I’m running into an issue with my MT5 integration and wanted to see if anyone has dealt with something similar.

The Issue in Simple Terms:
My trading platform (on an OpenSUSE staging server) is generating signals correctly (e.g., BTC at 69% confidence). The problem is those signals aren’t reaching the MT5 terminal because the bridge service inside my Windows VM stopped responding.

Architecture Overview:

Trading Platform (OpenSUSE staging server) → generates signals

Network Connection → confirmed working (ping OK)

Windows VM (VirtualBox, 192.168.33.60) → runs simple_vm_server.py to push signals into MT5


What’s Working:

Signal generation ✅

Network connectivity ✅

Fallback detection ✅


What’s Broken:

The VM service (simple_vm_server.py) crashed and stopped listening on port 9090 ❌


Timeline:

Until 15:02 → signals transmitted successfully

~15:06 → VM service stopped responding (likely crash)

After that → platform retries → fails → retries → fails → gives up


Current Technical State:
From the staging server I can ping the VM fine, but nothing responds on port 9090. It’s like calling a number where the line connects but nobody picks up.

Solution So Far:
Restarting simple_vm_server.py on the VM resolves the issue immediately, and queued signals flow straight into MT5.

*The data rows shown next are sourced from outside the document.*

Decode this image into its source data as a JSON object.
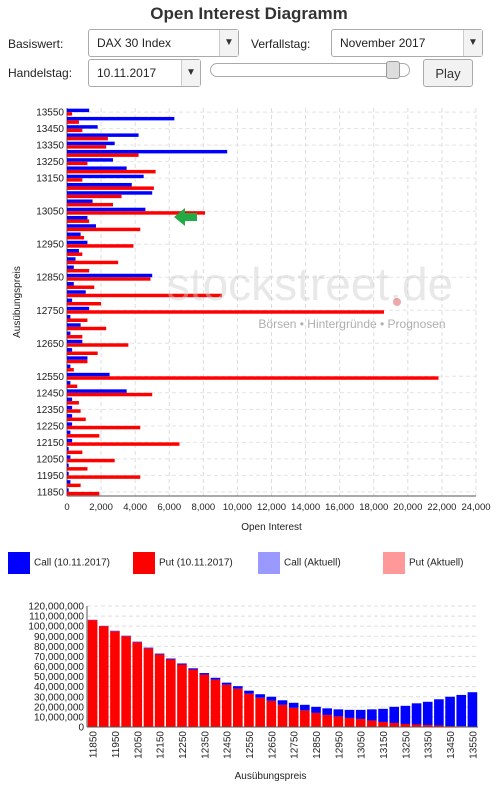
{
  "title": "Open Interest Diagramm",
  "controls": {
    "basiswert_label": "Basiswert:",
    "basiswert_value": "DAX 30 Index",
    "verfallstag_label": "Verfallstag:",
    "verfallstag_value": "November 2017",
    "handelstag_label": "Handelstag:",
    "handelstag_value": "10.11.2017",
    "play_label": "Play",
    "slider_position": 0.95
  },
  "watermark": {
    "brand": "stockstreet.de",
    "tagline": "Börsen • Hintergründe • Prognosen"
  },
  "legend": [
    {
      "label": "Call (10.11.2017)",
      "color": "#0000ff"
    },
    {
      "label": "Put (10.11.2017)",
      "color": "#ff0000"
    },
    {
      "label": "Call (Aktuell)",
      "color": "#9999ff"
    },
    {
      "label": "Put (Aktuell)",
      "color": "#ff9999"
    }
  ],
  "chart_data": [
    {
      "type": "bar",
      "orientation": "horizontal",
      "xlabel": "Open Interest",
      "ylabel": "Ausübungspreis",
      "xlim": [
        0,
        24000
      ],
      "xticks": [
        "0",
        "2,000",
        "4,000",
        "6,000",
        "8,000",
        "10,000",
        "12,000",
        "14,000",
        "16,000",
        "18,000",
        "20,000",
        "22,000",
        "24,000"
      ],
      "ytick_labels": [
        "13550",
        "13450",
        "13350",
        "13250",
        "13150",
        "13050",
        "12950",
        "12850",
        "12750",
        "12650",
        "12550",
        "12450",
        "12350",
        "12250",
        "12150",
        "12050",
        "11950",
        "11850"
      ],
      "grid": true,
      "categories": [
        13550,
        13500,
        13450,
        13400,
        13350,
        13300,
        13250,
        13200,
        13150,
        13125,
        13100,
        13075,
        13050,
        13025,
        13000,
        12975,
        12950,
        12925,
        12900,
        12875,
        12850,
        12825,
        12800,
        12775,
        12750,
        12725,
        12700,
        12675,
        12650,
        12625,
        12600,
        12575,
        12550,
        12500,
        12450,
        12400,
        12350,
        12300,
        12250,
        12200,
        12150,
        12100,
        12050,
        12000,
        11950,
        11900,
        11850
      ],
      "series": [
        {
          "name": "Call (10.11.2017)",
          "color": "#0000ff",
          "values": [
            1300,
            6300,
            1800,
            4200,
            2800,
            9400,
            2700,
            3500,
            4500,
            3800,
            5000,
            1500,
            4600,
            1200,
            1700,
            800,
            1200,
            700,
            500,
            400,
            5000,
            400,
            1100,
            300,
            1300,
            200,
            800,
            200,
            900,
            300,
            1200,
            200,
            2500,
            200,
            3500,
            300,
            300,
            300,
            300,
            200,
            300,
            100,
            200,
            100,
            100,
            200,
            100
          ]
        },
        {
          "name": "Put (10.11.2017)",
          "color": "#ff0000",
          "values": [
            300,
            700,
            900,
            2400,
            2300,
            4200,
            1200,
            5200,
            900,
            5100,
            3200,
            2700,
            8100,
            1300,
            4300,
            1000,
            3900,
            900,
            3000,
            1300,
            4900,
            1600,
            9100,
            2000,
            18600,
            1200,
            2300,
            900,
            3600,
            1800,
            1200,
            400,
            21800,
            600,
            5000,
            700,
            800,
            1100,
            4300,
            1900,
            6600,
            900,
            2800,
            1200,
            4300,
            800,
            1900
          ]
        }
      ]
    },
    {
      "type": "bar",
      "stacked": true,
      "xlabel": "Ausübungspreis",
      "ylabel": "",
      "ylim": [
        0,
        120000000
      ],
      "yticks": [
        "0",
        "10,000,000",
        "20,000,000",
        "30,000,000",
        "40,000,000",
        "50,000,000",
        "60,000,000",
        "70,000,000",
        "80,000,000",
        "90,000,000",
        "100,000,000",
        "110,000,000",
        "120,000,000"
      ],
      "xtick_labels": [
        "11850",
        "11950",
        "12050",
        "12150",
        "12250",
        "12350",
        "12450",
        "12550",
        "12650",
        "12750",
        "12850",
        "12950",
        "13050",
        "13150",
        "13250",
        "13350",
        "13450",
        "13550"
      ],
      "grid": true,
      "categories": [
        11850,
        11900,
        11950,
        12000,
        12050,
        12100,
        12150,
        12200,
        12250,
        12300,
        12350,
        12400,
        12450,
        12500,
        12550,
        12600,
        12650,
        12700,
        12750,
        12800,
        12850,
        12900,
        12950,
        13000,
        13050,
        13100,
        13150,
        13200,
        13250,
        13300,
        13350,
        13400,
        13450,
        13500,
        13550
      ],
      "series": [
        {
          "name": "Put",
          "color": "#ff0000",
          "values": [
            106000000,
            100000000,
            95000000,
            90000000,
            84000000,
            78000000,
            72000000,
            67000000,
            62000000,
            57000000,
            52000000,
            47000000,
            42000000,
            38000000,
            33000000,
            29000000,
            26000000,
            22000000,
            19000000,
            16500000,
            14000000,
            12000000,
            10500000,
            9000000,
            8000000,
            6500000,
            5000000,
            4000000,
            3000000,
            2500000,
            2000000,
            1500000,
            1000000,
            800000,
            500000
          ]
        },
        {
          "name": "Call",
          "color": "#0000ff",
          "values": [
            300000,
            300000,
            400000,
            500000,
            600000,
            700000,
            800000,
            900000,
            1000000,
            1200000,
            1500000,
            1800000,
            2000000,
            2500000,
            3000000,
            3500000,
            4000000,
            4500000,
            5000000,
            5500000,
            6000000,
            6500000,
            7000000,
            8000000,
            9000000,
            11000000,
            13000000,
            16000000,
            18000000,
            21000000,
            23000000,
            26000000,
            29000000,
            31000000,
            34000000
          ]
        }
      ]
    }
  ]
}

Question for the Community:
Has anyone else experienced stability issues with a Python-based bridge into MT5? Would you recommend:

1. Running the script under a process manager (systemd, NSSM, Supervisor) for auto-restart, or


2. Moving to a different approach (direct sockets in MT5 or another integration layer)?



Thanks,
Ben
 
Benjamin Banks:

Running the Python bridge under a process manager so it auto-restarts will stop the outages, even if it doesn't fix the root cause yet.

Enable logging and a simple health check on port 9090 to see why it dies. If crashes keep happening, then consider moving the socket handling into MT5 or another robust layer.

In most setups, auto-restart plus logs is enough to keep things stable.

 
Miguel Angel Vico Alba #:

Running the Python bridge under a process manager so it auto-restarts will stop the outages, even if it doesn't fix the root cause yet.

Enable logging and a simple health check on port 9090 to see why it dies. If crashes keep happening, then consider moving the socket handling into MT5 or another robust layer.

In most setups, auto-restart plus logs is enough to keep things stable.

Thanks for the suggestion Miguel. I look into that today.